До школы Кейт идти десять минут, и рядом железнодорожная станция Госпел-Оук, которой они могут воспользоваться, если возникнет желание провести день в Кью.[66] А если уж говорить о деньгах, Тед, дом того стоит, можешь мне поверить. Только на прошлой неделе за номер шестнадцать заплатили на двадцать «штук» больше, а в нем на одну спальню меньше, что глупо, ты понимаешь, солнца в комнатах там практически не бывает, а гостиная такая маленькая, что в ней едва хватит места для кошки, не так ли?
* * *
Было ли в жизни Манди время, когда все складывалось для него столь удачно? Он отказывается в это верить. Он любит все: свою работу, ее семью, дом и ощущение, что стал частью целого. А когда Кейт приходит домой, улыбаясь, словно ребенок, который, как ей только что сказали, у нее будет, он знает, что теперь его чаша счастья заполнена до краев. На свадьбу ему не удалось пригласить ни одного из родственников. Что ж, он приложит максимум усилий, чтобы найти хоть кого-то к крестинам!

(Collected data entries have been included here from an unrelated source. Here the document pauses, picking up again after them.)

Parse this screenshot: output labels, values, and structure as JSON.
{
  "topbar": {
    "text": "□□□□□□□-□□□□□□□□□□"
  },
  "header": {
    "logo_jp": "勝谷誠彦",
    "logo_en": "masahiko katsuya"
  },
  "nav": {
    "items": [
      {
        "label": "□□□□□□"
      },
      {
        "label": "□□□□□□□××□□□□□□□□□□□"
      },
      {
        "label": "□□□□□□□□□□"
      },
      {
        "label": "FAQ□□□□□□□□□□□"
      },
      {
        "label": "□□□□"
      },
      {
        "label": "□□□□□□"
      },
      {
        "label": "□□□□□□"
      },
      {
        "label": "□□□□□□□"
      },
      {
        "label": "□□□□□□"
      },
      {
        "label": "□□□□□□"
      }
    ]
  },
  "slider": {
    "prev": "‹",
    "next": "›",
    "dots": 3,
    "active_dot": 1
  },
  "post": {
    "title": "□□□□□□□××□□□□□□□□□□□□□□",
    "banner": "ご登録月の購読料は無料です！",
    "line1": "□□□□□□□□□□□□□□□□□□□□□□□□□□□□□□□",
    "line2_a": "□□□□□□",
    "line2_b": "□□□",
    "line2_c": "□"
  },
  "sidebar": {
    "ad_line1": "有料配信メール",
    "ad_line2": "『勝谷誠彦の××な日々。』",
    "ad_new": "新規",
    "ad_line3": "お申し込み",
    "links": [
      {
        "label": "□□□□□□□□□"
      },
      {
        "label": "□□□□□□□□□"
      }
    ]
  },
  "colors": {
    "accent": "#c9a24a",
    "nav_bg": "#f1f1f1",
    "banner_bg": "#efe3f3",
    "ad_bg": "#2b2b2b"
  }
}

И в довершение всего добрая фея Манди из отдела кадров тоже приносит хорошую весть. В знак признания его успехов в отделе объединения, мистер Э. А. Манди по подписании приказа переводится на должность заместителя выездного ассистента в отдел зарубежных поездок театральных коллективов и деятелей культуры. Сие означает, что ему придется чаще отлучаться из дома, что не нравится им обоим, особенно теперь, когда Кейт беременна. Но, если он не будет тратить все командировочные, то сможет внести свою лепту в выплаты по закладной.
А кроме всего прочего, на его плечи должна лечь ответственность за воспитание Манди-младшего. Так что годы бесцельных странствий наконец-то заканчиваются.
Глава 6
Чертовы ангелы, говорит Манди. Нет, честное слово, дорогая, я серьезно.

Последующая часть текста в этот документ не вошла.